Five things Africa (and Zimbabwe) has to do to be its own master- Mnangagwa

Five things Africa (and Zimbabwe) has to do to be its own master- Mnangagwa

Zimbabwe President Emmerson Mnangagwa says Africa and Zimbabwe can develop using their own resources and outsiders should only come in to support.

Writing in his column in the Sunday Mail, Mnangagwa listed five things that need to be done for Africa to be its own master and rejected the notion that Africa was a new frontier for a second scramble by foreign interests.

On Zimbabwe, he said:“We have domesticated this continental thinking and aspiration through our mantra, Nyika inovakwa nekutongwa nevene vayo! We govern ourselves, eschewing anything that derogates from our full sovereignty; we build our own country, brick by brick, stone upon stone and step by step, with outsiders coming in to support, or to participate through skills, capital and technologies, in development options we will have freely chosen, and we will have set for ourselves,” he said.

“We develop our country and continent on the strength of our resources. Africa has abundant resources; many of these resources are yet to be exploited. They should be exploited by us Africans, for the benefit of our continent and her posterity.
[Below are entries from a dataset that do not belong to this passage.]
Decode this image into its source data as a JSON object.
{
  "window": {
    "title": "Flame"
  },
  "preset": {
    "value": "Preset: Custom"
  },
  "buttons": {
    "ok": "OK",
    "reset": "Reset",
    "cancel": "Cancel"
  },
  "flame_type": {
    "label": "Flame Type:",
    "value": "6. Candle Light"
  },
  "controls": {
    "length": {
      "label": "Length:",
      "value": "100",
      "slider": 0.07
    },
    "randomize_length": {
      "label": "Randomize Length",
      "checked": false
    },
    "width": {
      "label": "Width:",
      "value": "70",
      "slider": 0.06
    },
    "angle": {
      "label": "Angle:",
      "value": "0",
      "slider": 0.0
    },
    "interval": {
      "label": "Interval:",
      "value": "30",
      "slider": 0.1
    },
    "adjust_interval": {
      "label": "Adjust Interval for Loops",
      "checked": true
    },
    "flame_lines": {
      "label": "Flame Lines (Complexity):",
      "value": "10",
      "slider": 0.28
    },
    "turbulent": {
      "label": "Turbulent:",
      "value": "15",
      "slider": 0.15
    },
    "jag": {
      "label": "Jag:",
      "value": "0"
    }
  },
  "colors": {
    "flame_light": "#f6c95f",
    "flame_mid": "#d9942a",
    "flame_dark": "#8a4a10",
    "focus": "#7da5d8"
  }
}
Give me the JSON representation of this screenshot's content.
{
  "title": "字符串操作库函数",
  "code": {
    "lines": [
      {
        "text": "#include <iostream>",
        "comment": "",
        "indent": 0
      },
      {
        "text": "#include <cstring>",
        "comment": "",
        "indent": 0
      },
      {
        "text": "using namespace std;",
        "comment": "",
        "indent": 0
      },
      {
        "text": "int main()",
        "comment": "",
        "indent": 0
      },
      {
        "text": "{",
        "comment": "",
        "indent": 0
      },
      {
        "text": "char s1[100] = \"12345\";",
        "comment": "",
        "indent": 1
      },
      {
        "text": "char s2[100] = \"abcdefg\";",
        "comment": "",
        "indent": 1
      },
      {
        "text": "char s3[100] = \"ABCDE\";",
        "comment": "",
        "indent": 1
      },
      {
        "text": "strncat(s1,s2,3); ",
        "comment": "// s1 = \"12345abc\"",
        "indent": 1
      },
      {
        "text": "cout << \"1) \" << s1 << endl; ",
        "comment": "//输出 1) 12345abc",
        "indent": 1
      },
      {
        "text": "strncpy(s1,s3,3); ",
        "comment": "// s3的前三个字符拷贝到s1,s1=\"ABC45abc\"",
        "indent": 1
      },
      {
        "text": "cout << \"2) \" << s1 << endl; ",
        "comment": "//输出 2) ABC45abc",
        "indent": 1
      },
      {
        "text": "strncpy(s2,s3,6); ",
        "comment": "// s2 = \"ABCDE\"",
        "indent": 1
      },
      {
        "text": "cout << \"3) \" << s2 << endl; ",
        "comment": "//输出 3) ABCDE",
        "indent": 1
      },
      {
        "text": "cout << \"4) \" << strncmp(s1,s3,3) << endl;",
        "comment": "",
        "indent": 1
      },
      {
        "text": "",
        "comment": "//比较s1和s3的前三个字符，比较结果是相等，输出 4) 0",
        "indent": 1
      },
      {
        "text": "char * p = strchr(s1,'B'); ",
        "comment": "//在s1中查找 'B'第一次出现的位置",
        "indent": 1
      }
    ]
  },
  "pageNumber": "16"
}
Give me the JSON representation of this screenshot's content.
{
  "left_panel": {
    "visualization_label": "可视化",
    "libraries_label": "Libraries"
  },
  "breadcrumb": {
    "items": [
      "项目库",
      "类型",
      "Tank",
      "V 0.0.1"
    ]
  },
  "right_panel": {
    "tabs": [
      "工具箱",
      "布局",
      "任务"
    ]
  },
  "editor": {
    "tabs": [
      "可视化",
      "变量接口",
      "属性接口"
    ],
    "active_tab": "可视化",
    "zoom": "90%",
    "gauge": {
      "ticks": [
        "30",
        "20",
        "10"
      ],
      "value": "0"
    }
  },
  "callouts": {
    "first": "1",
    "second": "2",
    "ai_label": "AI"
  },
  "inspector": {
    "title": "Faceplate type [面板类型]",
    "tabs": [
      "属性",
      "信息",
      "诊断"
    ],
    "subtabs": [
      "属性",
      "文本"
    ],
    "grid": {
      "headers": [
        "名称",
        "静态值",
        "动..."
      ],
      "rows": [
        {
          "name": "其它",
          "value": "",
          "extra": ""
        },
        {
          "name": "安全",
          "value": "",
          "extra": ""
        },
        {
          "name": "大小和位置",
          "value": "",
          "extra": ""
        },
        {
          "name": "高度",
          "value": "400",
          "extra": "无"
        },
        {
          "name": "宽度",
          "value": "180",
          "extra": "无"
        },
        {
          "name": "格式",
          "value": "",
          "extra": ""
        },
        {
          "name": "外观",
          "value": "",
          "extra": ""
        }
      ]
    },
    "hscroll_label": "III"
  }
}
We thus reject the notion of Africa as ‘a new frontier’ for a second scramble by foreign interests.”

Below is the full article:

More than a century after its colonisation, and over 66 years into its Independence, Africa must begin to claim, define and assert its own century.

The dream of a politically decolonised continent, which Africa’s founding fathers declared at the inception of the Organisation of African Unity, OAU, now African Union, AU, in the Ethiopian capital, Addis Ababa, in May 1963, is now a virtual reality. Only Western Sahara remains outstanding.

The road to full decolonisation was long and arduous, starting with the independence of Ghana in 1957. Thereafter, several African countries gained Independence, all the time widening Africa’s vistas. The toughest phase of that decolonisation process was here in Southern Africa, where colonialism had assumed a settler form, and thus got deeply and bellicosely entrenched. To dislodge it, bloody armed struggles became necessary. Africa showed its unity and resolve, leading to the independence of our sub-region. Africa at 60 thus is a celebration of freedoms well won through huge sacrifices, and out of the unity of a determined continent.

Today our continent must harness this protracted historic victory over entrenched multinational colonial imperialism to set upon a new course leading to an African Century. Multinational because most Western countries on that fateful day, February 26, 1885, signed the General Act of the Berlin Conference.

These were Germany, Austria, Belgium, Denmark, Spain, the USA, France, the UK, Italy, the Netherlands, Portugal, Russia, Sweden, Norway and Turkey. Today we build on the legacy of our resistance as a continent to catapult ourselves forward towards a new destiny in which the African is his/her own master. What, then, needs to be done?

First, the guns must be silenced on our continent. Guns of fratricidal conflicts of whatever hue or complexion. Violent internal contradictions; insurgency, inter-state conflicts or surrogate wars: all these must give way so our continent consolidates peace and cohesion for it to move forward. Africa cannot continue to fritter away her resources on guns, instead of spending them on butter.